The researchers compiled these final faces into one composite image, which they then asked 400 other people to compare to a composite image of the faces the Christians in the study did not select as looking like God.

This second group found the Christian’s composite image of God to be more masculine, Caucasian, attractive, intelligent, loving and younger than the other one.

“These results help paint a picture of an American God who may not resemble scriptural or historical depictions,” the researchers write. “The face of the modern American God appeared kinder and more approachable than the God of the Sistine Chapel, perhaps reflecting different cultural concerns of the 16th century versus today.”

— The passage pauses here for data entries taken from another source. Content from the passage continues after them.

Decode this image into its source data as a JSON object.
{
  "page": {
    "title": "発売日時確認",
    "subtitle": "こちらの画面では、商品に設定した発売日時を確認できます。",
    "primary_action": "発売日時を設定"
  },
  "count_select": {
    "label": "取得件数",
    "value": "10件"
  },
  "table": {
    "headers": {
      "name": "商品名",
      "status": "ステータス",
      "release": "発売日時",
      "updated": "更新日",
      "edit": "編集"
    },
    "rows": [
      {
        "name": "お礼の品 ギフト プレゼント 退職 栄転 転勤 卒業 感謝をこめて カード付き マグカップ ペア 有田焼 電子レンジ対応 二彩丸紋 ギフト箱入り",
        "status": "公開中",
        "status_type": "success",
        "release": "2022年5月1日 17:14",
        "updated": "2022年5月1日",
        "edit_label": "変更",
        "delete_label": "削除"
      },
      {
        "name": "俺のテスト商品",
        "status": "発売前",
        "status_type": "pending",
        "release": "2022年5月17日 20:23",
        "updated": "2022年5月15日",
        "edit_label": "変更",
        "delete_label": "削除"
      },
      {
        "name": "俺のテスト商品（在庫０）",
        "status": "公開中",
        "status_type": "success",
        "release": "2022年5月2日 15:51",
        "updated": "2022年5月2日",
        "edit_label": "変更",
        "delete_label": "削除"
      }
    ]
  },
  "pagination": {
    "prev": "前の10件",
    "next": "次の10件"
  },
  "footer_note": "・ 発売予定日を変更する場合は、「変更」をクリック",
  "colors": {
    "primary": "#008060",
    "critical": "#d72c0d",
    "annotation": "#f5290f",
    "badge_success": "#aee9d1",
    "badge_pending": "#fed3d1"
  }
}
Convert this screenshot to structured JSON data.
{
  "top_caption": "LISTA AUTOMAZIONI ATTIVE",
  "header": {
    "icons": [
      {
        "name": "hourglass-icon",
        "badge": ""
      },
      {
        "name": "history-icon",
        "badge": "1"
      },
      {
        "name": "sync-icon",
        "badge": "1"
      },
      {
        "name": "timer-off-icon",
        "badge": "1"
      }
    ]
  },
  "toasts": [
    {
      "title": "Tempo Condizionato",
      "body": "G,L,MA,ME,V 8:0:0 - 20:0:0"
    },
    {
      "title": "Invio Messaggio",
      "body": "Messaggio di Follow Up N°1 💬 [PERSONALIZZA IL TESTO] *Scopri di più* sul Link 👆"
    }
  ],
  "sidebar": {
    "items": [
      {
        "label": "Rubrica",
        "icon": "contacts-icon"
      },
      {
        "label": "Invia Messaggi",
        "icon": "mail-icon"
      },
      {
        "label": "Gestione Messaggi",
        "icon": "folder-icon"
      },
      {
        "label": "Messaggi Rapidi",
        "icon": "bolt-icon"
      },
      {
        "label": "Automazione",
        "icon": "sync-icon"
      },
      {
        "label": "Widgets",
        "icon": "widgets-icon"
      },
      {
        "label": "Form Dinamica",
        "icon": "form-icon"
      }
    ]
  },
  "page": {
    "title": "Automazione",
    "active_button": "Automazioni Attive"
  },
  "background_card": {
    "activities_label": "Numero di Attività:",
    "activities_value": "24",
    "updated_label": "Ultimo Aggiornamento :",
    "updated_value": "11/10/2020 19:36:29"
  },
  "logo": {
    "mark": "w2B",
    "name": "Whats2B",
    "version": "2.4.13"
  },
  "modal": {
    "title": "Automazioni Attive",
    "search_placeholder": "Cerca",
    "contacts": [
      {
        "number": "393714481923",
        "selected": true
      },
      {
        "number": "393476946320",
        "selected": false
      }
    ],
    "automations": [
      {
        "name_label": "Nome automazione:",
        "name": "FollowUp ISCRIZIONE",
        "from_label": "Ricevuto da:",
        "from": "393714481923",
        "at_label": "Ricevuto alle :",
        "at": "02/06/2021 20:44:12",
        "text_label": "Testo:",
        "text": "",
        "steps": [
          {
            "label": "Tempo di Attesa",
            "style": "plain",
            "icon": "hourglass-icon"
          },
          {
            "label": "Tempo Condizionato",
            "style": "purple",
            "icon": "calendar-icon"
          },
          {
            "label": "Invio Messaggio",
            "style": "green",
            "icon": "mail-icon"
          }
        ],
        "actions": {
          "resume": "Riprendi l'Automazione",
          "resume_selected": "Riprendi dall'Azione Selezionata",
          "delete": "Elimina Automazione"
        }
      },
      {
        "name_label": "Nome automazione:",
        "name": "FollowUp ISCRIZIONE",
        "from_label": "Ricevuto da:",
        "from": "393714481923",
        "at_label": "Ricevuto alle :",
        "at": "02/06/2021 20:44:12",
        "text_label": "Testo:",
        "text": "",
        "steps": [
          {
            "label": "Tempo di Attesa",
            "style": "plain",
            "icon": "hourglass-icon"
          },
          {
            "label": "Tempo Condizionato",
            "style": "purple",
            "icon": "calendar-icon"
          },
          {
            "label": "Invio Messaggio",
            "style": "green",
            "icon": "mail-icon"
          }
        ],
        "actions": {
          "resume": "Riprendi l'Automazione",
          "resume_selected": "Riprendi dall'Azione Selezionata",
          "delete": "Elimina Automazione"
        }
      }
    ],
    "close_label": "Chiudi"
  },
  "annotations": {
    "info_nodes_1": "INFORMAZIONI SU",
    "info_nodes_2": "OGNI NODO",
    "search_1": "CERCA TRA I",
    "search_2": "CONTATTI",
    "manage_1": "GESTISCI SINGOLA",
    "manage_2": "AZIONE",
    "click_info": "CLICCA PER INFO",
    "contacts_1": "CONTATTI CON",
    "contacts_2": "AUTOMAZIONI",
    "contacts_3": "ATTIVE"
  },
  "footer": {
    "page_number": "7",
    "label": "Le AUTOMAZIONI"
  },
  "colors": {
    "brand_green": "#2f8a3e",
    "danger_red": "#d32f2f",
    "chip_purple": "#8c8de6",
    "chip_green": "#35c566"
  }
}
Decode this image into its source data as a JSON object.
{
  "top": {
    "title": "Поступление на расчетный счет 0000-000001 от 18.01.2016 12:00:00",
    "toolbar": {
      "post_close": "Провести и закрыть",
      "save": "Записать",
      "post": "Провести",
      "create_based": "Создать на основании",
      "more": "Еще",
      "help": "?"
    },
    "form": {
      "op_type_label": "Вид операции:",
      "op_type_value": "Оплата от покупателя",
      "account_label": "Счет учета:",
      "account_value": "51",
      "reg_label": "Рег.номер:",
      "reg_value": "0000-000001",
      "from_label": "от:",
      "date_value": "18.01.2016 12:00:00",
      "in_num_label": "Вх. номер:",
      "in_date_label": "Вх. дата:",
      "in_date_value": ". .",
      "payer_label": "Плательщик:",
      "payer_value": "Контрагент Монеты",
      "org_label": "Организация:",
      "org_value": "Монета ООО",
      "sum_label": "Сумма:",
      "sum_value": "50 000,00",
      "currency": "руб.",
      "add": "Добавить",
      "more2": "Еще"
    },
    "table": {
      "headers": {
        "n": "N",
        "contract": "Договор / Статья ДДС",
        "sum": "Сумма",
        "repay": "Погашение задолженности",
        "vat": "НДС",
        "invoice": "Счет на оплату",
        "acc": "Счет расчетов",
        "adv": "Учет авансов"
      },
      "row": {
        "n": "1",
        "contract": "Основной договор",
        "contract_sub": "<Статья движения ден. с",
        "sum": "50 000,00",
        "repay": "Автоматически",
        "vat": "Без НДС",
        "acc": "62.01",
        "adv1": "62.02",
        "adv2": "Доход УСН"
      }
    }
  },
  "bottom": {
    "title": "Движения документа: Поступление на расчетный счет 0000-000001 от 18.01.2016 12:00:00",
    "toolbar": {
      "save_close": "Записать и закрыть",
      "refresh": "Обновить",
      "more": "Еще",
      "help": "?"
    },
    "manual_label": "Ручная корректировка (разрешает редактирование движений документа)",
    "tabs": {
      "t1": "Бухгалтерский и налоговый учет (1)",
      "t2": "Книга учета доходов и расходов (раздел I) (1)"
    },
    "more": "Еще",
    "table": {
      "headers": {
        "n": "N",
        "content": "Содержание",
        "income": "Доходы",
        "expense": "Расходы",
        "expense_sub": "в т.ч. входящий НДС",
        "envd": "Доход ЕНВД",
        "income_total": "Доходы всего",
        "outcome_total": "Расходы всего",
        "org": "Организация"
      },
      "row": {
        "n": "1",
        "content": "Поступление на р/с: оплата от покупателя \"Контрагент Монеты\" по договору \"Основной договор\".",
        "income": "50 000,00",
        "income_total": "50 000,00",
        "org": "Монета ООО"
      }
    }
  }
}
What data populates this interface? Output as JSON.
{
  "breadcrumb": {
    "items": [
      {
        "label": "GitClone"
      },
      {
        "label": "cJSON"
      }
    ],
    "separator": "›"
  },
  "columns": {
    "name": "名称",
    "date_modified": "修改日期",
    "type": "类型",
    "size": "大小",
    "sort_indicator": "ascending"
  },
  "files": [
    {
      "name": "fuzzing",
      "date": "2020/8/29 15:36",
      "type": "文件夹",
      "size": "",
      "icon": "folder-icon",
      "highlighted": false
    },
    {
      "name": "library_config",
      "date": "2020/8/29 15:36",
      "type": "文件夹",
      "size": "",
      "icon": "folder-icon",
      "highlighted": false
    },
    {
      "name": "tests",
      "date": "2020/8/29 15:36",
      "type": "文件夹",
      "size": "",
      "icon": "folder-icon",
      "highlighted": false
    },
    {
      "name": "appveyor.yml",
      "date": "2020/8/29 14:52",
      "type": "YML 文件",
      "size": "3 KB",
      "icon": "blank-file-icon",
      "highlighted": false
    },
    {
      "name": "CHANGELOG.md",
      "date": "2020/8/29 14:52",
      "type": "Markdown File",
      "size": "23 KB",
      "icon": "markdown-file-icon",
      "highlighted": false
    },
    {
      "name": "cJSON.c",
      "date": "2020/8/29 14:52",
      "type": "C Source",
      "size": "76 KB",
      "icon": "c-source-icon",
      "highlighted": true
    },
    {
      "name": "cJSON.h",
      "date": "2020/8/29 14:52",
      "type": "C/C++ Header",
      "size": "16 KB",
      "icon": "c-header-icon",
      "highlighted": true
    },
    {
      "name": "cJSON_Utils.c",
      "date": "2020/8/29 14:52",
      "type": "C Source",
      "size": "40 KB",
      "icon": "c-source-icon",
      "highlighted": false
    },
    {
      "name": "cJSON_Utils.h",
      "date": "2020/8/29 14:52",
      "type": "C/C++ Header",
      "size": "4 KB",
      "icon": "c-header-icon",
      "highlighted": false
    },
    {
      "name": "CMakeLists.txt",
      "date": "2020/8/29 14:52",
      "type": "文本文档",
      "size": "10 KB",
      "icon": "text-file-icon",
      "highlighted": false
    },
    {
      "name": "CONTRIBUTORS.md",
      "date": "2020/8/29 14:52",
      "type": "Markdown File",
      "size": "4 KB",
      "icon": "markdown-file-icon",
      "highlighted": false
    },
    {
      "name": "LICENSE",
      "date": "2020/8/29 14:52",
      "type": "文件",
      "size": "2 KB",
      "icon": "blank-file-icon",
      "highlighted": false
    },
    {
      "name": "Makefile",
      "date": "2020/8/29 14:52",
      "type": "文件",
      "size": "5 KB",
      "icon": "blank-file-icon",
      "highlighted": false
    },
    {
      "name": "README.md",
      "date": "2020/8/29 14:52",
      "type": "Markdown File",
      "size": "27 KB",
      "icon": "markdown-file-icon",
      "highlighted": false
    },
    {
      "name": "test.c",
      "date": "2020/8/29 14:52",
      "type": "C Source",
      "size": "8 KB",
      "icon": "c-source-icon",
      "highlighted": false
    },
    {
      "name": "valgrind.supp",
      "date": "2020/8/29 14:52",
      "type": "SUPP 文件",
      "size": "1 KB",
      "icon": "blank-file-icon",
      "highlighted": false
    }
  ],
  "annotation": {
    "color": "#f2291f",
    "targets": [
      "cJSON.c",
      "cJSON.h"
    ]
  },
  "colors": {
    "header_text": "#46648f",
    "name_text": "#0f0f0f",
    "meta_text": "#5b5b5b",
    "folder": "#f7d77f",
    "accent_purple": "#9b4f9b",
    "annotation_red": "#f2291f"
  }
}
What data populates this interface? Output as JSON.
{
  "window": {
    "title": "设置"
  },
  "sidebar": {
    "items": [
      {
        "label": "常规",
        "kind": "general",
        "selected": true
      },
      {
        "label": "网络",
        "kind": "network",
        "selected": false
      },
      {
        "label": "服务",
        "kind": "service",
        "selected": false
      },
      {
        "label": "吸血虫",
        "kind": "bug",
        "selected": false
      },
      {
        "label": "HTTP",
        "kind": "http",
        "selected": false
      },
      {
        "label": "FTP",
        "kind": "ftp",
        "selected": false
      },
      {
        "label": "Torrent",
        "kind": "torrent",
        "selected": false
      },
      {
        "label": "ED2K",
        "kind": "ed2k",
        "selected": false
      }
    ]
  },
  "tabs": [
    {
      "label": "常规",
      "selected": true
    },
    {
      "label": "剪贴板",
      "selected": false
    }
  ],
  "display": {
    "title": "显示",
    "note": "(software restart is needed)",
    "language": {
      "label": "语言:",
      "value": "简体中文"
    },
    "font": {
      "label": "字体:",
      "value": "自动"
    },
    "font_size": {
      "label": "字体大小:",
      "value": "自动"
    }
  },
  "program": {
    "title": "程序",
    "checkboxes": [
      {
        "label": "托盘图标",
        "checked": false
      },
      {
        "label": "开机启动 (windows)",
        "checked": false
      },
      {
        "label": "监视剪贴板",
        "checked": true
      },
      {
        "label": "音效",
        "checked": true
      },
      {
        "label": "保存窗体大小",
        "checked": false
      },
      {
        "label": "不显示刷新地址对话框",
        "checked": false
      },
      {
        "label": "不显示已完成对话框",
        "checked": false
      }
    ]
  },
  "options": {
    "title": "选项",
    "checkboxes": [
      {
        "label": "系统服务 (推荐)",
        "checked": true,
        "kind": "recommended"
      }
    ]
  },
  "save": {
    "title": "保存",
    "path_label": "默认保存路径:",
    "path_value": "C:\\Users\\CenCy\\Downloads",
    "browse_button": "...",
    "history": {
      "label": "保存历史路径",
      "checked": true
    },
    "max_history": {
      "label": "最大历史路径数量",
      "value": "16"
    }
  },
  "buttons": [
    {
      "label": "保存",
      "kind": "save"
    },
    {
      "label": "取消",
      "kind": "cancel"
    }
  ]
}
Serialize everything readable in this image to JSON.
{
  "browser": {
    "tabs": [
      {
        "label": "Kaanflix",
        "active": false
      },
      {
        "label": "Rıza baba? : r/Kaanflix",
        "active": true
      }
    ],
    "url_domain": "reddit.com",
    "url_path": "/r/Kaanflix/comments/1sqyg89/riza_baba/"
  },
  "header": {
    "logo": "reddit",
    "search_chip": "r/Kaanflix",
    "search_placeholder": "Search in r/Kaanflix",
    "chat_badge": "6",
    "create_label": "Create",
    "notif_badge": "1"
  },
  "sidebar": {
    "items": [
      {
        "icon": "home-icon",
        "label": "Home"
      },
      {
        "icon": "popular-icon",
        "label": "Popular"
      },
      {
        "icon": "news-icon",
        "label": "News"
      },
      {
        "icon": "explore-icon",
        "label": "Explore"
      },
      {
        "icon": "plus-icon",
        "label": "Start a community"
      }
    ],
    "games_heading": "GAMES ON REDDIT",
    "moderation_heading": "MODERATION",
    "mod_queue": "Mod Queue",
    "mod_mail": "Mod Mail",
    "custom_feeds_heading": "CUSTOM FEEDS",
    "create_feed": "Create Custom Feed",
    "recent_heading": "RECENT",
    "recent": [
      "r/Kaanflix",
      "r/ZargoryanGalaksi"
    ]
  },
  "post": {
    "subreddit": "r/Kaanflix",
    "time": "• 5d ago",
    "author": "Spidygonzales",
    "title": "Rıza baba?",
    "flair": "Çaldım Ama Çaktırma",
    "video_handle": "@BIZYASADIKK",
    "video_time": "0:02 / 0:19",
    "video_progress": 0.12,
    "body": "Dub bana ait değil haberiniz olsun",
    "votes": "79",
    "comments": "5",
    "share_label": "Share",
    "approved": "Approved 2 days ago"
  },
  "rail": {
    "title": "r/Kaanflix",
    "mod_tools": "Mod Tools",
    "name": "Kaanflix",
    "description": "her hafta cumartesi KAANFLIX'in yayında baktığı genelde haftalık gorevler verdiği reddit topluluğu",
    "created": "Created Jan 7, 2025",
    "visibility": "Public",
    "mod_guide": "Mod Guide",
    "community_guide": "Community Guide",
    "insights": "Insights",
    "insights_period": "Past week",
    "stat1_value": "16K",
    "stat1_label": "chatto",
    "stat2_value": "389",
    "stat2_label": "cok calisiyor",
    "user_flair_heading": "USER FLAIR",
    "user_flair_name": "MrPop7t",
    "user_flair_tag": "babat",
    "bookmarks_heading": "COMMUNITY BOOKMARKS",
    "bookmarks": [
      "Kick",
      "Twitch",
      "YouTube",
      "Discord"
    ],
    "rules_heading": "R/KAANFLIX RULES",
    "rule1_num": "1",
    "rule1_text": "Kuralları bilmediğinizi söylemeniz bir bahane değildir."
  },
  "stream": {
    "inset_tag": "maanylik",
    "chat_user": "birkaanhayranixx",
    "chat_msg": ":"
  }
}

As background information in the study explains, different generations of Christians can create different physical images of God because the Bible says very little about the matter. “Genesis 1:27 describes man as created in God’s image, but other verses portray God as embodied as non-human (Exodus 3:2), or as not embodied at all (John 4:24),” the study’s authors point out.

Political and personal influences

The study also investigated whether people’s political leanings affected how they imagined God. They did.

“The conservatives’ God was perceived as more masculine, older, more powerful, and wealthier than the liberals’ God, reflecting conservatives’ motivations for a God who enforces order,” the researchers write. “Conversely, liberals’ God was more African American and more loving than the conservatives’ God, reflecting their motivations for a God who encourages tolerance.”

In addition, most of the participants imagined God to look like themselves — a psychological phenomenon known as “egocentricity.” 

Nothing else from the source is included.